I have just finished reading ‘I
object’ [Thames & Hudson] a book described as ‘Ian Hislop’s search for
dissent’ to accompany the exhibition of the same name in the British Museum
curated by him.
I read it as a guilty pleasure
because it appeals and pampers the inner-dilettante in me. It is a ‘lazy’ book with gobbets of easily digested
information on a bewilderingly wide range of well-illustrated objects with Ian
Hislop’s comments in speech bubbles scattered throughout the text.
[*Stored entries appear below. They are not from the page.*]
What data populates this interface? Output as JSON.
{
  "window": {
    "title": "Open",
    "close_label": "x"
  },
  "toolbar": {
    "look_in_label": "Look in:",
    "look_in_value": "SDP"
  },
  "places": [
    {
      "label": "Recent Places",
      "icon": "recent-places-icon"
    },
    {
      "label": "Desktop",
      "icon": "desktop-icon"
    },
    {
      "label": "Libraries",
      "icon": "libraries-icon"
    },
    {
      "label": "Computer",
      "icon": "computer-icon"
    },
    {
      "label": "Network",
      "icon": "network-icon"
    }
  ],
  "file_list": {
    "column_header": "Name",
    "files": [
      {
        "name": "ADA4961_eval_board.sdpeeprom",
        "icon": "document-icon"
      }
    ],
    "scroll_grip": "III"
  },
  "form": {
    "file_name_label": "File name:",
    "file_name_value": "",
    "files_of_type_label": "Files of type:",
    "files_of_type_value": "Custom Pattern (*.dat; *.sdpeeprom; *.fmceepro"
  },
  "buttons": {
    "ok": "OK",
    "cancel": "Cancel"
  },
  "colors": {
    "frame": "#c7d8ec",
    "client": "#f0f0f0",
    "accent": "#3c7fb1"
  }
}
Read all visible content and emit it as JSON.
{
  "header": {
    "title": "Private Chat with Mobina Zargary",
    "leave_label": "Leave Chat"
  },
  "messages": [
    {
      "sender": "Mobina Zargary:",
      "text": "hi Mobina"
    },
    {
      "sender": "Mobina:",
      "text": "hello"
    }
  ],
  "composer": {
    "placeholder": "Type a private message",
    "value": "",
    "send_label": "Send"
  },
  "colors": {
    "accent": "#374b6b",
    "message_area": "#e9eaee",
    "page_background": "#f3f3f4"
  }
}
A text, I assume was written by Ian Hislop’s
co-author Tom Hockenhull.
I would describe it as a
relatively small format right-on coffee table book, something to dip into
rather than read through in the way that I did.
There are attempts in the book to pull together the disparate objects
and the selection is divided into three rough sections, but there is no real
over-arching theme or premise other than the concept of ‘Protest’ to link them
all and to give them direction.
Having said that, the selection
is good fun, and it does allow a sort of narrative that uses a whole range of
odd objects to make points, and it also gives some objects an airing that they
don’t perhaps deserve, but they are certainly worth considering in the context
that has been created.
I have to admit that I thoroughly
enjoyed this book and I delighted in the variety of objects from dishes to doors,
from clogs to cartoons, from statues to stamps and from the unexpected
illumination that such diversity gives.
It has the eclecticism that an institution after my own heart, The Open
University, would appreciate – and it also has academic footnotes, a
bibliography, a full list of illustrations’ details and an index to make the
book academic enough to read with an easy conscience as a graduate of said
institution!
What the book also does is encourage
thought about a whole range of approaches that would take this exhibition
further: a range of graffiti, but not the Banksy type, the scrawled, the hasty
the amateur, the ad hoc; barricades considered as installations; hand lettered
posters and placards, with letters that don’t fit, unplanned, raw; images of
destruction, the smashing of windows, the throwing of paint; defacing posters,
coins, adverts, road signs – there are ideas aplenty to develop!
And, true to what I’ve written I
have thought of making an object of my own as my response to reading the
book. It will take a small purchase on-line
and the re-use of something I have had since I was a child and a shop in town,
but I think it will work.
This is something that I will
post when it is complete! And perhaps I’ll
send a copy of it to Ian Hislop and Tom Hocknhull as a sort of thank-you for
producing this stimulating experience!